I can’t think of a practice with patients lined up outside the door with cash in their wallets, waiting to be next in the chair. Unfortunately it is not this way in dentistry. If you want to improve patient volume and retention, start by adding more value to visits and improving patient education. Work on building stronger relationships with your patients. Everyone on the team should know that the patients are the most important part of the practice. Nothing is more important than the patients. Communicate on a regular basis, be interested in them, take time to educate them and take the dollar signs out of your eyes. If you don’t do these things, the current new patients will be falling through the cracks real soon.
Most practices are not doing enough to keep patients coming back. I recommend a yearly reactivation project. The lack of this type of system creates open time, low production and low morale. Patient reactivation and retention is especially important during slow economic times. The practices that have these systems in place continue to grow despite the economy.
Implement a recall system and put in writing so that it can be followed exactly, month after month. Employees come and go; you need to have the system established where it can be easily duplicated by the next person. Every patient should leave the practice with a future recall date or a future appointment. Find a recall card that is professional looking and represents your office well. Mail it to patients when they are due to come in. They will get it from their mail box and be able to see it on the table, on the refrigerator etc.
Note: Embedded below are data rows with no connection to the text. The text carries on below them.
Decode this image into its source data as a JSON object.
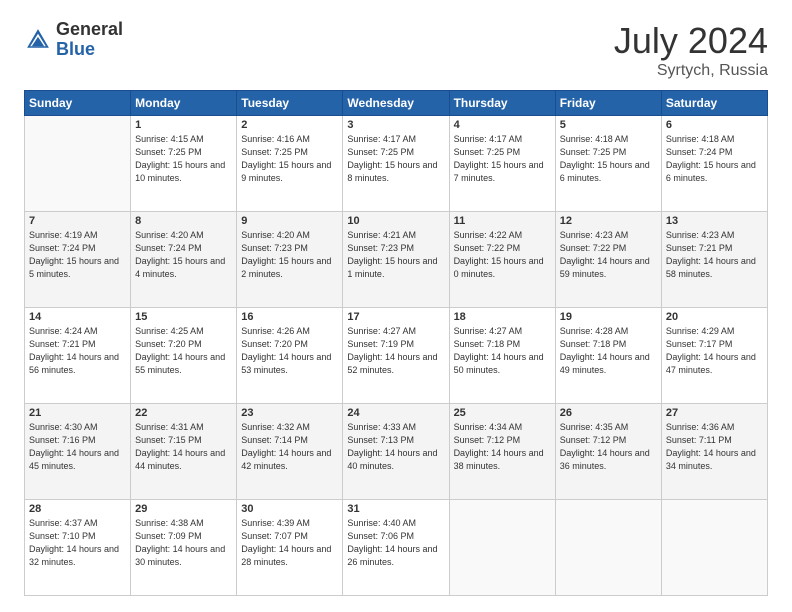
{
  "header": {
    "logo_general": "General",
    "logo_blue": "Blue",
    "title": "July 2024",
    "location": "Syrtych, Russia"
  },
  "days_of_week": [
    "Sunday",
    "Monday",
    "Tuesday",
    "Wednesday",
    "Thursday",
    "Friday",
    "Saturday"
  ],
  "weeks": [
    [
      {
        "day": "",
        "empty": true
      },
      {
        "day": "1",
        "sunrise": "4:15 AM",
        "sunset": "7:25 PM",
        "daylight": "15 hours and 10 minutes."
      },
      {
        "day": "2",
        "sunrise": "4:16 AM",
        "sunset": "7:25 PM",
        "daylight": "15 hours and 9 minutes."
      },
      {
        "day": "3",
        "sunrise": "4:17 AM",
        "sunset": "7:25 PM",
        "daylight": "15 hours and 8 minutes."
      },
      {
        "day": "4",
        "sunrise": "4:17 AM",
        "sunset": "7:25 PM",
        "daylight": "15 hours and 7 minutes."
      },
      {
        "day": "5",
        "sunrise": "4:18 AM",
        "sunset": "7:25 PM",
        "daylight": "15 hours and 6 minutes."
      },
      {
        "day": "6",
        "sunrise": "4:18 AM",
        "sunset": "7:24 PM",
        "daylight": "15 hours and 6 minutes."
      }
    ],
    [
      {
        "day": "7",
        "sunrise": "4:19 AM",
        "sunset": "7:24 PM",
        "daylight": "15 hours and 5 minutes."
      },
      {
        "day": "8",
        "sunrise": "4:20 AM",
        "sunset": "7:24 PM",
        "daylight": "15 hours and 4 minutes."
      },
      {
        "day": "9",
        "sunrise": "4:20 AM",
        "sunset": "7:23 PM",
        "daylight": "15 hours and 2 minutes."
      },
      {
        "day": "10",
        "sunrise": "4:21 AM",
        "sunset": "7:23 PM",
        "daylight": "15 hours and 1 minute."
      },
      {
        "day": "11",
        "sunrise": "4:22 AM",
        "sunset": "7:22 PM",
        "daylight": "15 hours and 0 minutes."
      },
      {
        "day": "12",
        "sunrise": "4:23 AM",
        "sunset": "7:22 PM",
        "daylight": "14 hours and 59 minutes."
      },
      {
        "day": "13",
        "sunrise": "4:23 AM",
        "sunset": "7:21 PM",
        "daylight": "14 hours and 58 minutes."
      }
    ],
    [
      {
        "day": "14",
        "sunrise": "4:24 AM",
        "sunset": "7:21 PM",
        "daylight": "14 hours and 56 minutes."
      },
      {
        "day": "15",
        "sunrise": "4:25 AM",
        "sunset": "7:20 PM",
        "daylight": "14 hours and 55 minutes."
      },
      {
        "day": "16",
        "sunrise": "4:26 AM",
        "sunset": "7:20 PM",
        "daylight": "14 hours and 53 minutes."
      },
      {
        "day": "17",
        "sunrise": "4:27 AM",
        "sunset": "7:19 PM",
        "daylight": "14 hours and 52 minutes."
      },
      {
        "day": "18",
        "sunrise": "4:27 AM",
        "sunset": "7:18 PM",
        "daylight": "14 hours and 50 minutes."
      },
      {
        "day": "19",
        "sunrise": "4:28 AM",
        "sunset": "7:18 PM",
        "daylight": "14 hours and 49 minutes."
      },
      {
        "day": "20",
        "sunrise": "4:29 AM",
        "sunset": "7:17 PM",
        "daylight": "14 hours and 47 minutes."
      }
    ],
    [
      {
        "day": "21",
        "sunrise": "4:30 AM",
        "sunset": "7:16 PM",
        "daylight": "14 hours and 45 minutes."
      },
      {
        "day": "22",
        "sunrise": "4:31 AM",
        "sunset": "7:15 PM",
        "daylight": "14 hours and 44 minutes."
      },
      {
        "day": "23",
        "sunrise": "4:32 AM",
        "sunset": "7:14 PM",
        "daylight": "14 hours and 42 minutes."
      },
      {
        "day": "24",
        "sunrise": "4:33 AM",
        "sunset": "7:13 PM",
        "daylight": "14 hours and 40 minutes."
      },
      {
        "day": "25",
        "sunrise": "4:34 AM",
        "sunset": "7:12 PM",
        "daylight": "14 hours and 38 minutes."
      },
      {
        "day": "26",
        "sunrise": "4:35 AM",
        "sunset": "7:12 PM",
        "daylight": "14 hours and 36 minutes."
      },
      {
        "day": "27",
        "sunrise": "4:36 AM",
        "sunset": "7:11 PM",
        "daylight": "14 hours and 34 minutes."
      }
    ],
    [
      {
        "day": "28",
        "sunrise": "4:37 AM",
        "sunset": "7:10 PM",
        "daylight": "14 hours and 32 minutes."
      },
      {
        "day": "29",
        "sunrise": "4:38 AM",
        "sunset": "7:09 PM",
        "daylight": "14 hours and 30 minutes."
      },
      {
        "day": "30",
        "sunrise": "4:39 AM",
        "sunset": "7:07 PM",
        "daylight": "14 hours and 28 minutes."
      },
      {
        "day": "31",
        "sunrise": "4:40 AM",
        "sunset": "7:06 PM",
        "daylight": "14 hours and 26 minutes."
      },
      {
        "day": "",
        "empty": true
      },
      {
        "day": "",
        "empty": true
      },
      {
        "day": "",
        "empty": true
      }
    ]
  ],
  "labels": {
    "sunrise": "Sunrise:",
    "sunset": "Sunset:",
    "daylight": "Daylight:"
  }
}
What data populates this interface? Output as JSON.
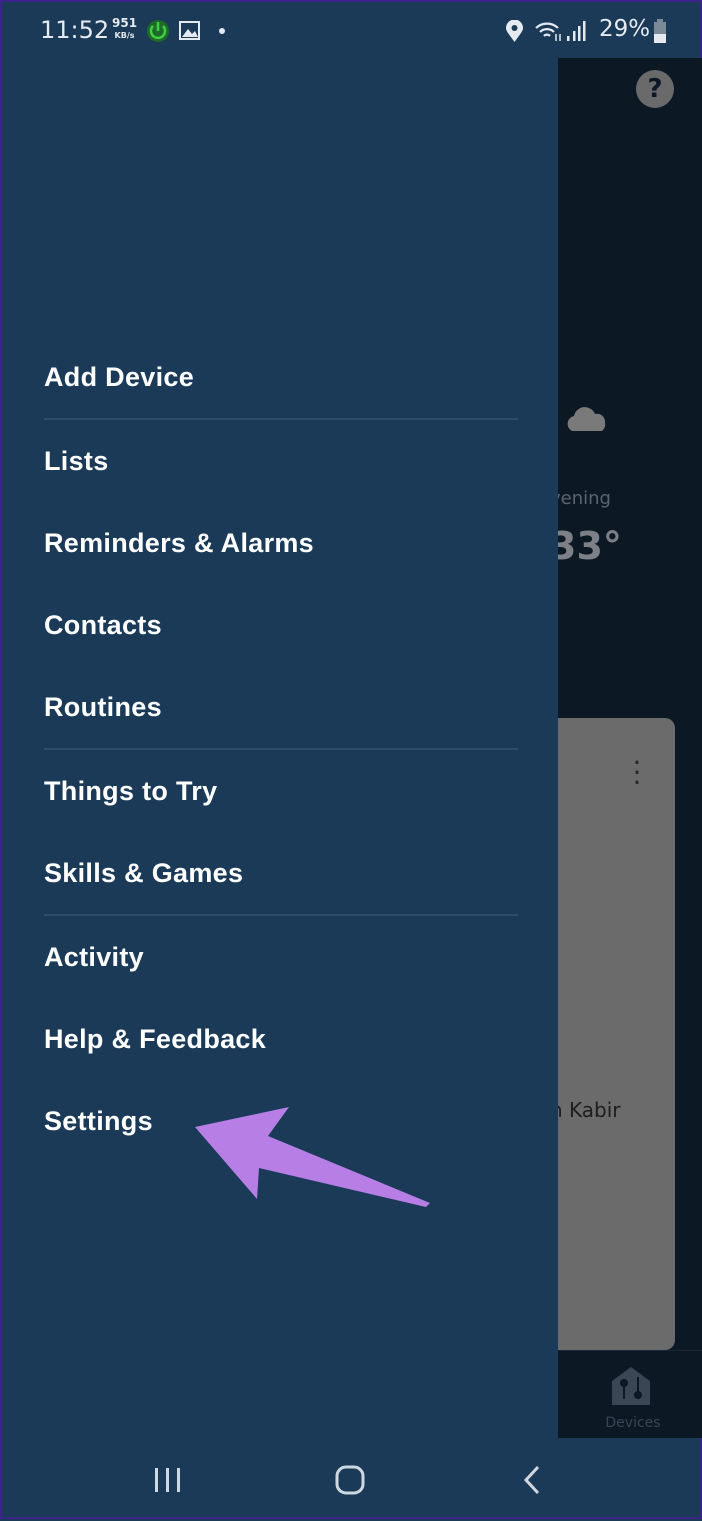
{
  "status_bar": {
    "time": "11:52",
    "speed_value": "951",
    "speed_unit": "KB/s",
    "battery": "29%"
  },
  "background": {
    "weather_period": "vening",
    "temperature": "33°",
    "card_name": "n Kabir",
    "nav_devices": "Devices"
  },
  "menu": {
    "items": [
      "Add Device",
      "Lists",
      "Reminders & Alarms",
      "Contacts",
      "Routines",
      "Things to Try",
      "Skills & Games",
      "Activity",
      "Help & Feedback",
      "Settings"
    ]
  },
  "colors": {
    "drawer": "#1a3a58",
    "annotation_arrow": "#b77fe6"
  }
}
All patients that prescheduled their hygiene appointments should receive a card three weeks in advance stating the appointment date and time. The card should also say that if they need to change the appointment, you would like an advance notice, since you have saved the time for them. You will have better success with prescheduled patients if you and your team continue to add value to the visits.
You and your staff should send hand written notes to patients that haven’t been in. Let them know you miss seeing them and you hope they are doing well. This is extremely beneficial. Purchase note cards with the practice name on the front and have each person in the practice send at least 5 cards a week to patients. Consider writing sample notes to help them get started and provide guidelines for them to follow. Have everyone keep up with who they are sending the cards to and how many. Make a game out of it. Build better relationships through communication, acknowledging referrals, patient education.
Get your staff trained on telephone etiquette and calling patients to schedule. Nothing will ever replace good human relations and human contact. Do you remember AT&T’s tag line, “Reach Out and Touch Someone”? Have your staff reach out and touch patients that you haven’t seen in awhile.